Agreed. Berlin's book is not the easiest in the world to read. But, then again, neither is Plato, or John Locke, or even Mill for that matter. He writes in a 19th century style, but one which, I think is beautiful and elegant. This is not a book to be devoured, but to be savored. Each word is carefully crafted. To me, Berlin is like diving into a pool of the english language, and just floating in ideas and language. And the ideas are wonderful. More than any other political philosopher, Berlin has diagnosed the problems, and the dangers, of modern social and political thinking. When he argues that those who advocate limits on liberty, in the name of justice, or equality, or another ideal, are in fact diminishing the amount of liberty in society as a whole it is hard not to agree with him. His analysis of the problems of modern philosophy and political thought is as acute. These are the ideas that I now find most compelling in this book. The essay of the two types of liberty is wonderful, as is the one on Historical Inevitability. But it is the essay on Political Ideas in the 20th Century that has become my favorite over the year, for the simple reason that he was incredibly prophetic. In the 19th century, Berlin argues, conservatives and liberal, even socialists, despite their differences agreed on the fundamental questions of politics; who should rule? What is the basis of authority? Why should I obey? What are the obligations and responsibilities of citizenship?
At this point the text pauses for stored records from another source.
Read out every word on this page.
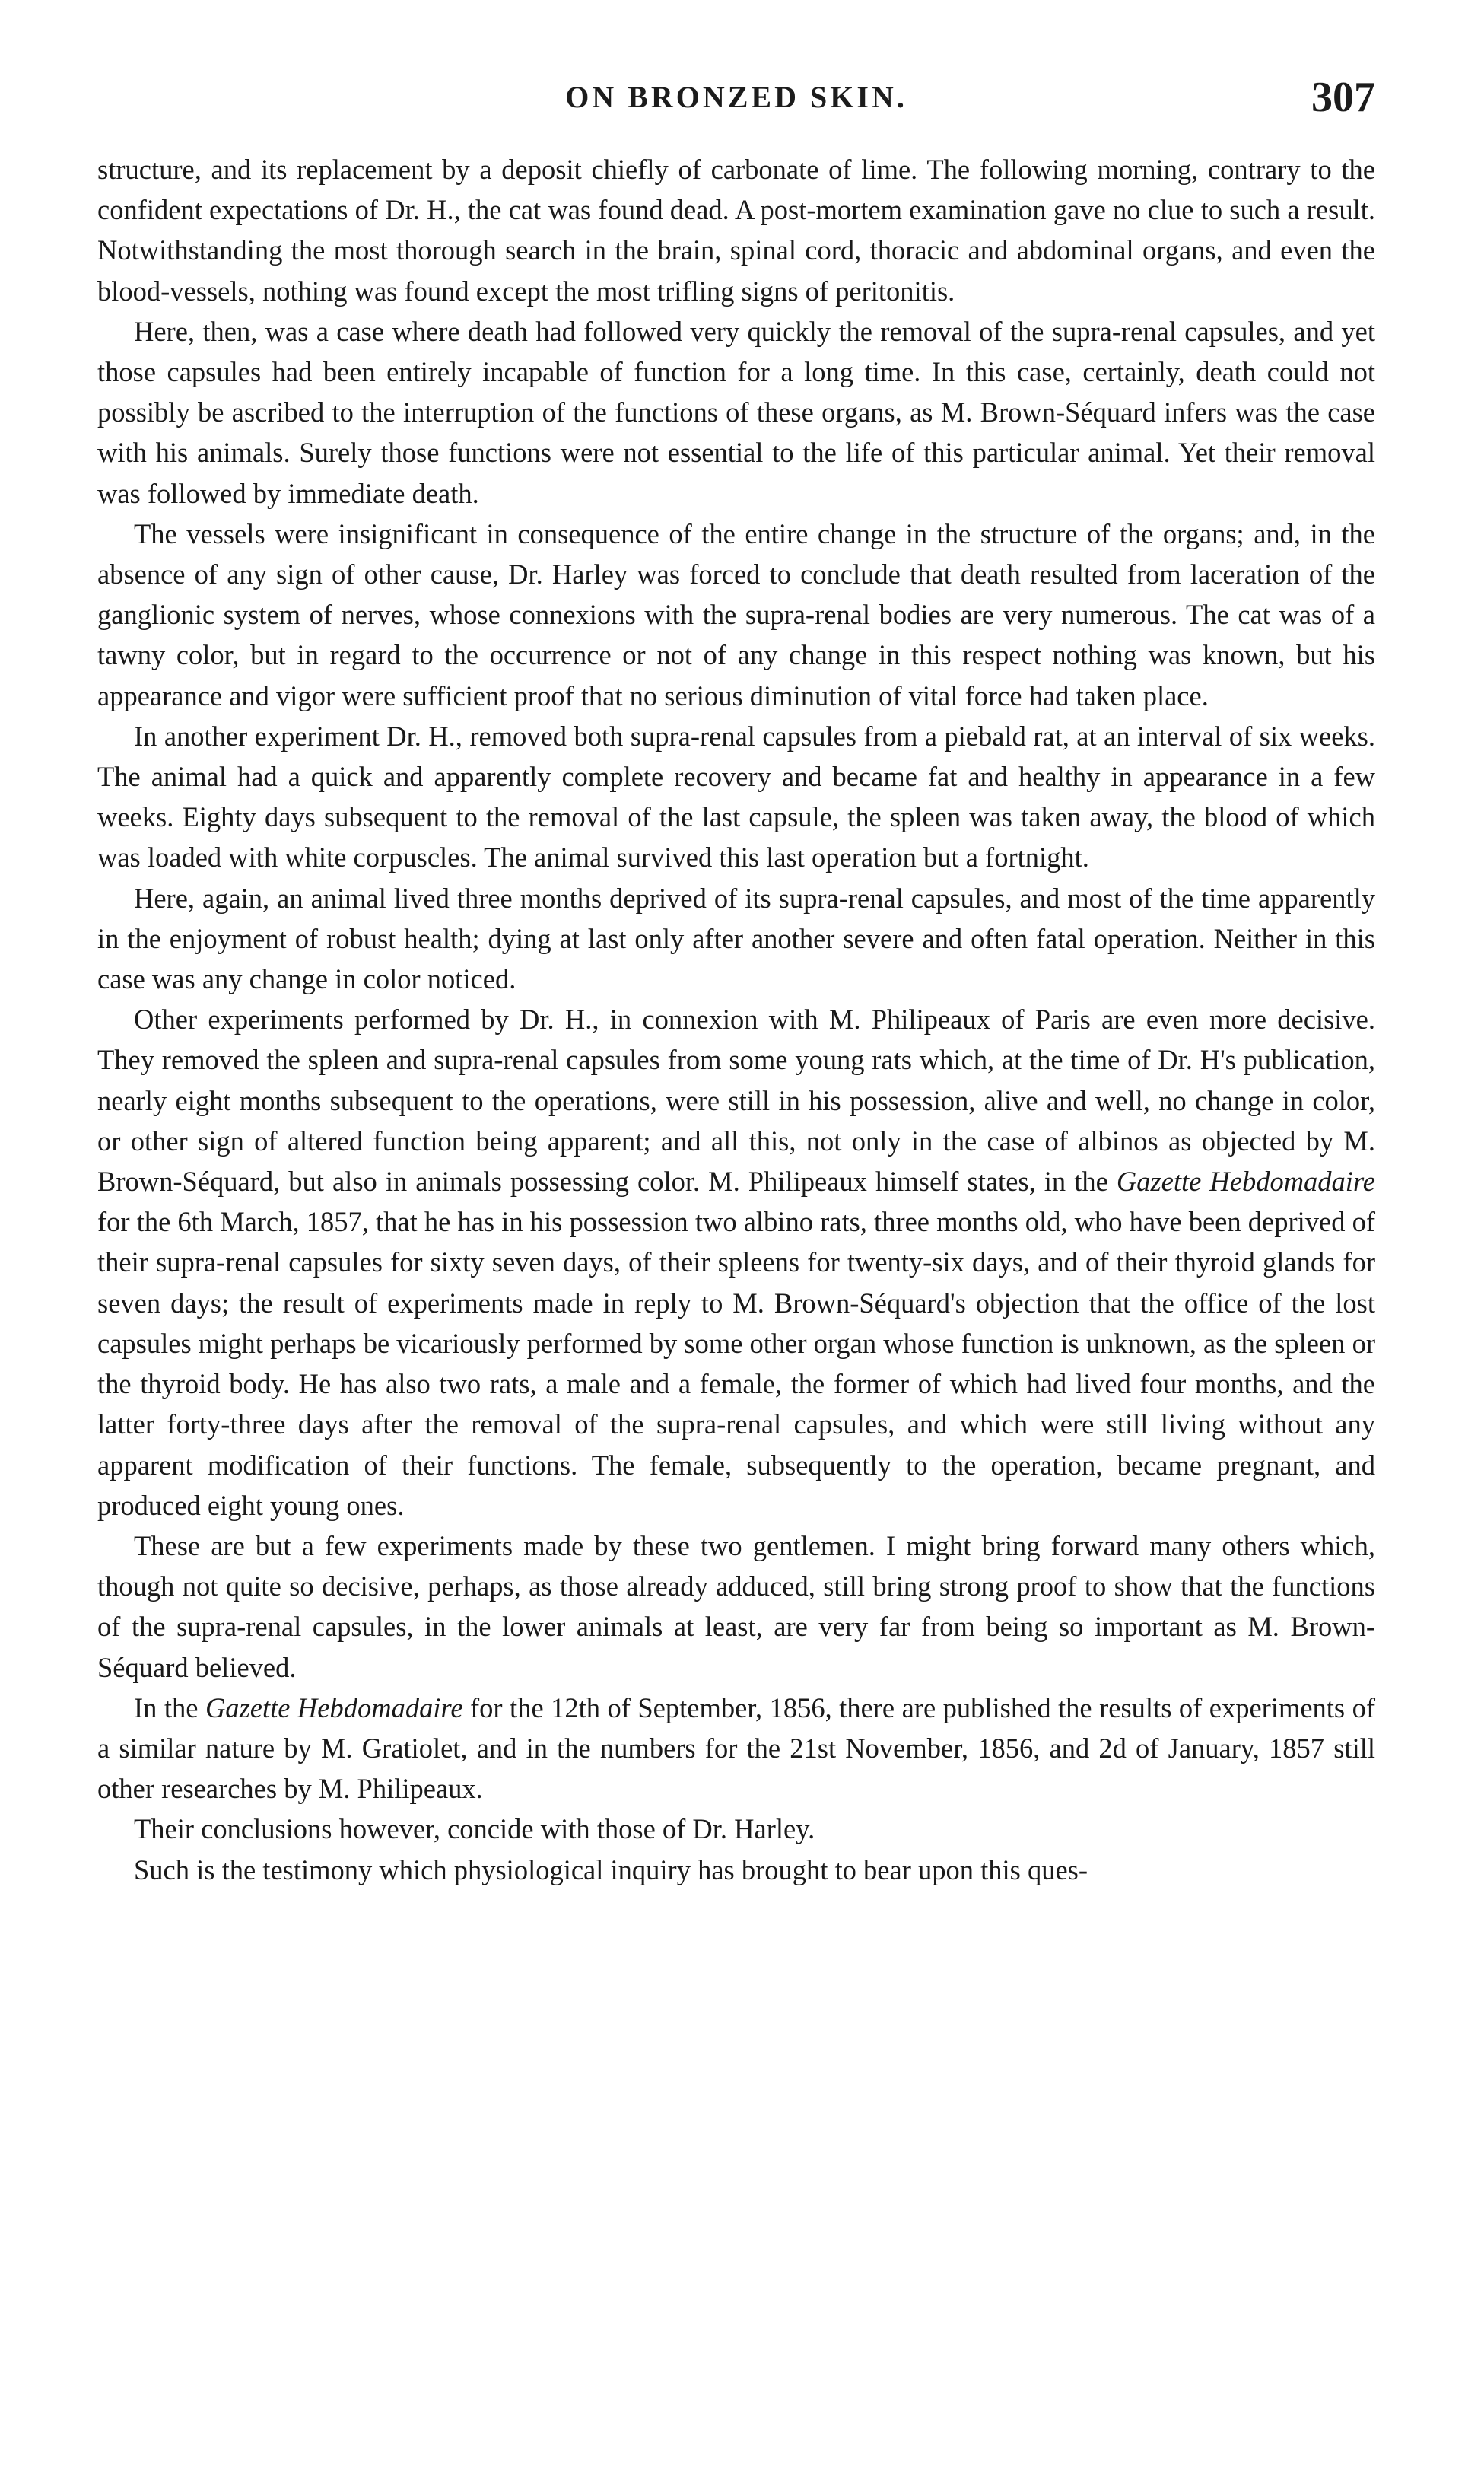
ON BRONZED SKIN.	307

structure, and its replacement by a deposit chiefly of carbonate of lime. The following morning, contrary to the confident expectations of Dr. H., the cat was found dead. A post-mortem examination gave no clue to such a result. Notwithstanding the most thorough search in the brain, spinal cord, thoracic and abdominal organs, and even the blood-vessels, nothing was found except the most trifling signs of peritonitis.

Here, then, was a case where death had followed very quickly the removal of the supra-renal capsules, and yet those capsules had been entirely incapable of function for a long time. In this case, certainly, death could not possibly be ascribed to the interruption of the functions of these organs, as M. Brown-Séquard infers was the case with his animals. Surely those functions were not essential to the life of this particular animal. Yet their removal was followed by immediate death.

The vessels were insignificant in consequence of the entire change in the structure of the organs; and, in the absence of any sign of other cause, Dr. Harley was forced to conclude that death resulted from laceration of the ganglionic system of nerves, whose connexions with the supra-renal bodies are very numerous. The cat was of a tawny color, but in regard to the occurrence or not of any change in this respect nothing was known, but his appearance and vigor were sufficient proof that no serious diminution of vital force had taken place.

In another experiment Dr. H., removed both supra-renal capsules from a piebald rat, at an interval of six weeks. The animal had a quick and apparently complete recovery and became fat and healthy in appearance in a few weeks. Eighty days subsequent to the removal of the last capsule, the spleen was taken away, the blood of which was loaded with white corpuscles. The animal survived this last operation but a fortnight.

Here, again, an animal lived three months deprived of its supra-renal capsules, and most of the time apparently in the enjoyment of robust health; dying at last only after another severe and often fatal operation. Neither in this case was any change in color noticed.

Other experiments performed by Dr. H., in connexion with M. Philipeaux of Paris are even more decisive. They removed the spleen and supra-renal capsules from some young rats which, at the time of Dr. H's publication, nearly eight months subsequent to the operations, were still in his possession, alive and well, no change in color, or other sign of altered function being apparent; and all this, not only in the case of albinos as objected by M. Brown-Séquard, but also in animals possessing color. M. Philipeaux himself states, in the Gazette Hebdomadaire for the 6th March, 1857, that he has in his possession two albino rats, three months old, who have been deprived of their supra-renal capsules for sixty seven days, of their spleens for twenty-six days, and of their thyroid glands for seven days; the result of experiments made in reply to M. Brown-Séquard's objection that the office of the lost capsules might perhaps be vicariously performed by some other organ whose function is unknown, as the spleen or the thyroid body. He has also two rats, a male and a female, the former of which had lived four months, and the latter forty-three days after the removal of the supra-renal capsules, and which were still living without any apparent modification of their functions. The female, subsequently to the operation, became pregnant, and produced eight young ones.

These are but a few experiments made by these two gentlemen. I might bring forward many others which, though not quite so decisive, perhaps, as those already adduced, still bring strong proof to show that the functions of the supra-renal capsules, in the lower animals at least, are very far from being so important as M. Brown-Séquard believed.

In the Gazette Hebdomadaire for the 12th of September, 1856, there are published the results of experiments of a similar nature by M. Gratiolet, and in the numbers for the 21st November, 1856, and 2d of January, 1857 still other researches by M. Philipeaux.

Their conclusions however, concide with those of Dr. Harley.

Such is the testimony which physiological inquiry has brought to bear upon this ques-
In the 20th century, we no longer even consider the questions to be important, or relevant. All political problems have been reduced to either technical matters, of social or economic engineering, or are treated as psychological disorders, that need theraputic treatment. We accept the lost of liberty because we no longer think of it as important, as a question that needs solving. Problems like poverty, or equality, or a cleaner environment, which are suseptible of technical solutions. Anyone who worried about liberty in the face of all of these problems was, ipso facto, crazy, and a refusal to face reality. Hence, prozac or lithium is the prescribed course of treatment, to remove the source, or at least the feeling, of discontent. It is time to take another look at Berlin, not merely as a defender of liberty, but as an analyst of modern political and social thinking, and the dead ends to which it is leading us.

Editorial Review:

The four essays are `Political Ideas in the Twentieth Century'; `Historical Inevitability', which the Economist described as `a magnificent assertion of the reality of human freedom, of the role of free choice in history'; `Two Concepts of Liberty', a ringing manifesto for pluralism and individual freedom; and `John Stuart Mill and the Ends of Life'. There is also a long and masterly introduction written specially for this collection, in which the author replies to his critics. This book is intended for students from undergraduate level upwards studying philosopohy, history, politics. Admirers of Isaiah Berlin's writings.